KHK’lar ve denetime bakış
Hükümetin 12 Haziran seçimlerinden önce almış olduğu yetkiye dayanarak çıkardığı kanun hükmünde kararnameler, hemen her bakanlığın teşkilat yapısına damgasını vurdu ve vurmaya devam ediyor. Bazı yeni bakanlıklar kurulurken kimi bakanlıklar birleşti, kimileri ayrıldı ve kimilerinin de yapısı yeniden organize edildi.
KHK furyasından en büyük nasibi Milli Eğitim Bakanlığı aldı. 750 binden fazla personele sahip Bakanlığın yapısı sadeleştirilirken, personelin özlük haklarında iyileştirme yapıldı. Benzer bir çalışma da Sağlık Bakanlığı’nda yürütülüyor ve kısa süre içinde sonuçlandırılmış olacak.
Öncelikle şunu belirtelim ki Türk kamu yönetiminde yeniden yapılanma, gecikmiş bir hamledir. Bilgi teknolojilerinin yaygın kullanımı, yönetim biliminde ve özellikle insan kaynağı yönetimindeki gelişmeler; Türk bürokrasisinin hantallığını çıplak gözle görülür hale getirmişti. Bu durumu göreve gelir gelmez fark eden Ak Parti, 2003 yılında ‘Kamu Yönetimi Temel Kanunu’nu hazırlayarak, Meclis’ten geçirdi ve Cumhurbaşkanı’nın onayına sundu. Ancak Sezer tarafından veto edilen Kanun rafa kaldırıldı.

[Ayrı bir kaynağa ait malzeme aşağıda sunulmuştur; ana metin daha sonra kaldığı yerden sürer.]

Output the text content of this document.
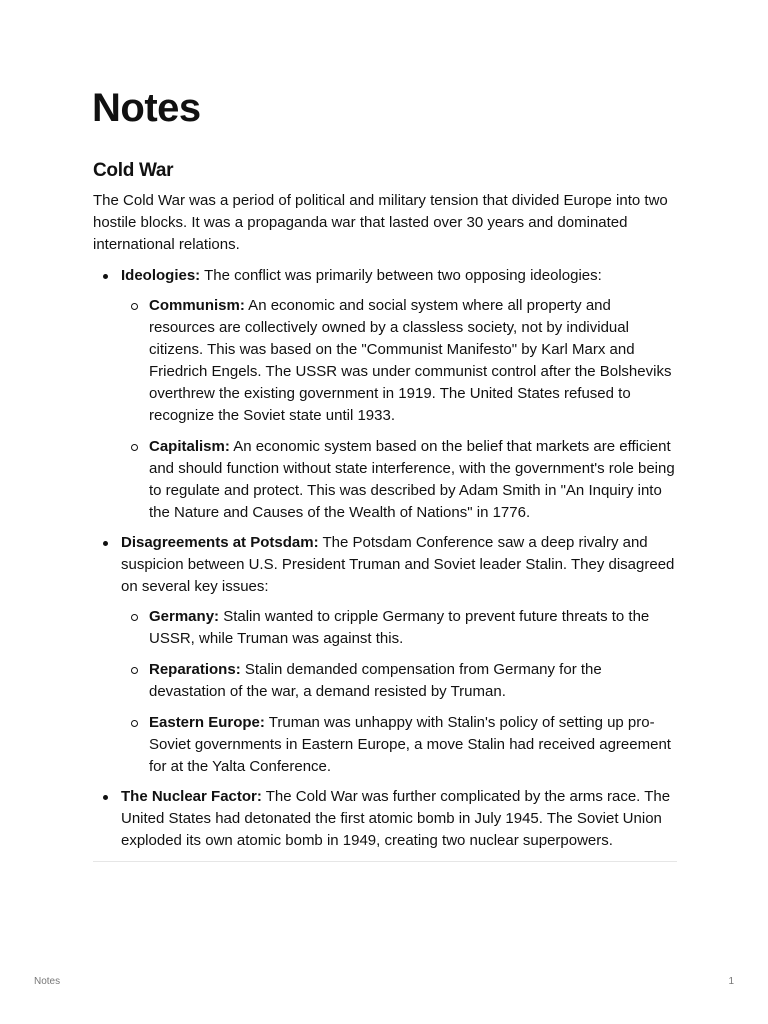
Notes
Cold War

The Cold War was a period of political and military tension that divided Europe into two hostile blocks. It was a propaganda war that lasted over 30 years and dominated international relations.

Ideologies: The conflict was primarily between two opposing ideologies:
Communism: An economic and social system where all property and resources are collectively owned by a classless society, not by individual citizens. This was based on the "Communist Manifesto" by Karl Marx and Friedrich Engels. The USSR was under communist control after the Bolsheviks overthrew the existing government in 1919. The United States refused to recognize the Soviet state until 1933.
Capitalism: An economic system based on the belief that markets are efficient and should function without state interference, with the government's role being to regulate and protect. This was described by Adam Smith in "An Inquiry into the Nature and Causes of the Wealth of Nations" in 1776.
Disagreements at Potsdam: The Potsdam Conference saw a deep rivalry and suspicion between U.S. President Truman and Soviet leader Stalin. They disagreed on several key issues:
Germany: Stalin wanted to cripple Germany to prevent future threats to the USSR, while Truman was against this.
Reparations: Stalin demanded compensation from Germany for the devastation of the war, a demand resisted by Truman.
Eastern Europe: Truman was unhappy with Stalin's policy of setting up pro-Soviet governments in Eastern Europe, a move Stalin had received agreement for at the Yalta Conference.
The Nuclear Factor: The Cold War was further complicated by the arms race. The United States had detonated the first atomic bomb in July 1945. The Soviet Union exploded its own atomic bomb in 1949, creating two nuclear superpowers.
Notes	1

Söz konusu düzenlemede yer alan Kamu yönetimine ilişkin ilke ve esaslar yürürlüğe giremese de daha sonra yapılan her teşkilat çalışmasında göz önünde bulunduruldu. Ancak bu ilke ve esaslardan ‘denetim’e ilişkin olanlar, sürekli tartışma konusu oldu ve devlet teşkilatında büyük rahatsızlıklara yol açtı.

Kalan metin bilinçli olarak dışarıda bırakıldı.